Selama kami di Dusun Ngadiprono, banyak sekali hal baru yang aku amati serta rasakan. Tulisan kali ini mungkin adalah hasil dari beberapa penggalan obrolan dengan warga.
Contoh paling sederhana adalah dengan proses kehidupan masyarakat sehari-hari. Setiap pagi, kebanyakan dari mereka pergi ke sawah dengan sepeda motornya.
Matahari terik, angin sepoi-sepoi, dan kadang sedikit sapaan dari sesama petani. Padahal kadang di hari yang terik itu, aku sudah merasa cukup kepanasan dan ingin beristirahat. Mereka dengan tekun dan semangat masih bertanya mengenai kabar kami.
Selesai siang, mereka akan makan di rumah, istirahat sebentar, lalu lanjut ke sawah. Setelah kurang lebih jam 4, mereka akan pulang. Hal ini dilakukan secara terus menerus.
Tapi dari obrolan yang aku dapat, mereka sangat senang dapat melakukannya setiap hari. Dengan ritme yang sama, meskipun hasil panen yang tidak bisa dipastikan.
Sungguh, sangat takjub aku pada mereka. Dengan usia yang sudah tidak muda lagi, merekalah yang bekerja keras setiap hari di sawah. Dari sini aku juga semakin sadar bahwa proses bagaimana makanan yang kita santap setiap harinya memiliki ratusan tahap serta tangan yang berperan.
Contoh mudahnya, mungkin tentang padi. Mulai dari padi yang mereka tanam sendiri, sampai dikeringkan sendiri, lalu digiling, dan akhirnya bisa mereka makan atau dijual.

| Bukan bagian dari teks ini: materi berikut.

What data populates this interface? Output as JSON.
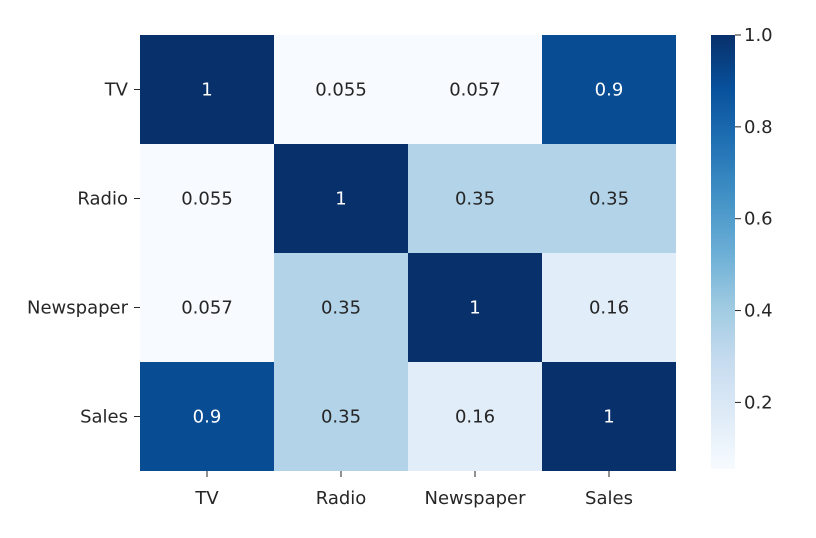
{
  "chart_data": {
    "type": "heatmap",
    "x_labels": [
      "TV",
      "Radio",
      "Newspaper",
      "Sales"
    ],
    "y_labels": [
      "TV",
      "Radio",
      "Newspaper",
      "Sales"
    ],
    "matrix": [
      [
        1,
        0.055,
        0.057,
        0.9
      ],
      [
        0.055,
        1,
        0.35,
        0.35
      ],
      [
        0.057,
        0.35,
        1,
        0.16
      ],
      [
        0.9,
        0.35,
        0.16,
        1
      ]
    ],
    "annotations": [
      [
        "1",
        "0.055",
        "0.057",
        "0.9"
      ],
      [
        "0.055",
        "1",
        "0.35",
        "0.35"
      ],
      [
        "0.057",
        "0.35",
        "1",
        "0.16"
      ],
      [
        "0.9",
        "0.35",
        "0.16",
        "1"
      ]
    ],
    "colormap": "Blues",
    "colorbar": {
      "range": [
        0.055,
        1.0
      ],
      "ticks": [
        0.2,
        0.4,
        0.6,
        0.8,
        1.0
      ],
      "tick_labels": [
        "0.2",
        "0.4",
        "0.6",
        "0.8",
        "1.0"
      ]
    },
    "colors": {
      "low": "#f7fbff",
      "high": "#08306b",
      "text_dark": "#262626",
      "text_light": "#ffffff"
    }
  }
}
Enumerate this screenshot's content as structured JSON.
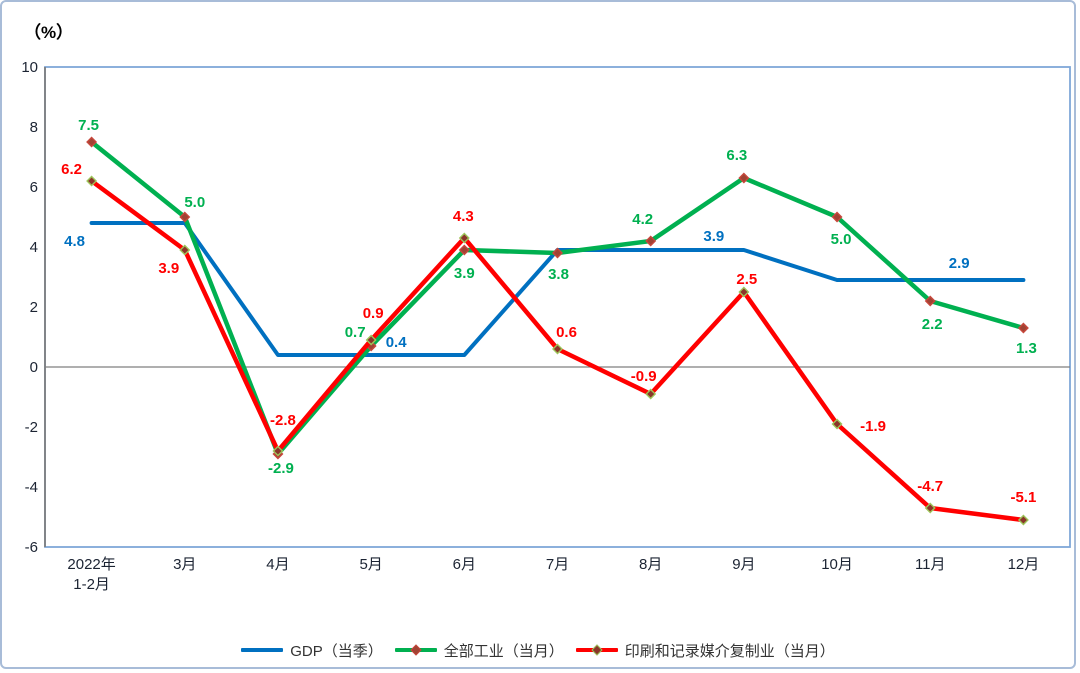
{
  "chart_data": {
    "type": "line",
    "title": "",
    "unit_label": "（%）",
    "legend_position": "bottom",
    "ylim": [
      -6,
      10
    ],
    "yticks": [
      10,
      8,
      6,
      4,
      2,
      0,
      -2,
      -4,
      -6
    ],
    "categories": [
      "2022年\n1-2月",
      "3月",
      "4月",
      "5月",
      "6月",
      "7月",
      "8月",
      "9月",
      "10月",
      "11月",
      "12月"
    ],
    "grid": "zero-line-only",
    "series": [
      {
        "name": "GDP（当季）",
        "color": "#0070C0",
        "marker": null,
        "values": [
          4.8,
          4.8,
          0.4,
          0.4,
          0.4,
          3.9,
          3.9,
          3.9,
          2.9,
          2.9,
          2.9
        ],
        "labels": [
          "4.8",
          null,
          null,
          "0.4",
          null,
          null,
          null,
          "3.9",
          null,
          "2.9",
          null
        ]
      },
      {
        "name": "全部工业（当月）",
        "color": "#00B050",
        "marker": {
          "shape": "diamond",
          "fill": "#a04334",
          "stroke": "#c7473c"
        },
        "values": [
          7.5,
          5.0,
          -2.9,
          0.7,
          3.9,
          3.8,
          4.2,
          6.3,
          5.0,
          2.2,
          1.3
        ],
        "labels": [
          "7.5",
          "5.0",
          "-2.9",
          "0.7",
          "3.9",
          "3.8",
          "4.2",
          "6.3",
          "5.0",
          "2.2",
          "1.3"
        ]
      },
      {
        "name": "印刷和记录媒介复制业（当月）",
        "color": "#FF0000",
        "marker": {
          "shape": "diamond",
          "fill": "#8a352a",
          "stroke": "#9dc55a"
        },
        "values": [
          6.2,
          3.9,
          -2.8,
          0.9,
          4.3,
          0.6,
          -0.9,
          2.5,
          -1.9,
          -4.7,
          -5.1
        ],
        "labels": [
          "6.2",
          "3.9",
          "-2.8",
          "0.9",
          "4.3",
          "0.6",
          "-0.9",
          "2.5",
          "-1.9",
          "-4.7",
          "-5.1"
        ]
      }
    ],
    "colors": {
      "plot_border": "#7fa8d9",
      "axis_line": "#7f7f7f",
      "zero_line": "#7f7f7f",
      "tick_text": "#1c2433",
      "legend_text": "#333333"
    }
  }
}
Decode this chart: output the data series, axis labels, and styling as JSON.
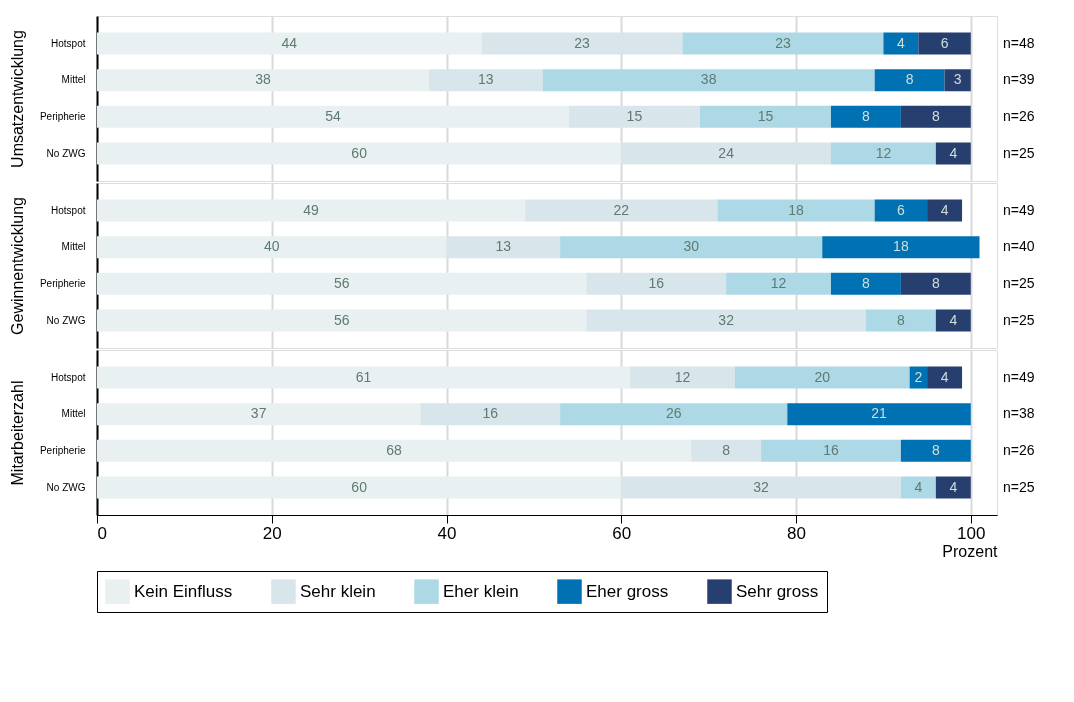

Karena memang, aku jarang melihat proses dibalik layar ini. Seringkali jika menikmati sesuatu, tidak terpikir bagaimana hal itu bisa sampai di hadapan kita.
Nah mungkin cerita kedua adalah tentang Bu Sanah yang tinggal sendiri bersama ibunya. Ia adalah salah satu warga yang paling ramah, mengajak kami minum teh dan duduk di rumahnya.
Ia membuat kecap yang akan digunakan di pasar nanti. Bu Sanah terlihat dengan senang hati melakukannya, kalau kata Mas Yudhi - untungnya pas pasan. Kecap ini juga sebenarnya untuk memenuhi makanan yang membutuhkan kecap. Tujuan utamanya bukan untuk dijual di pasar, tapi kalau ada sisa bisa dijual.
Baik sekali orangnya. Di sini aku melihat bahwa warga di Dusun Ngadiprono akan bahu-membahu membantu untuk terlaksananya pasar. Karena mungkin ini memang salah satu hal yang menjadi khas di desa.
Bisa jadi analisisku salah, tapi aku merasakan kehangatan dari setiap warga yang kutemui. Aku melihat keceriaan mereka lewat hal hal yang mereka lakukan. Keinginanan mereka untuk membantu satu sama lain.
Ada juga, bagaimana mereka selalu memperlakukan kami. Mungkin karena kami orang baru juga. Setiap kali kami mengetuk pintu, mereka pasti akan membuka dengan senyum lebar dan mempersilahkan kita untuk duduk.
Mereka akan menyuguhi teh dan makanan ringan, meskipun pasti kami menolak dan merasa tidak enak karena merepotkan. Soal bertamu dan bertemu ini juga aku jarang temui di kota.
Sebenarnya AES ini campur aduk sih, tapi ini beberapa cerita yang paling berkesan selama aku di sini.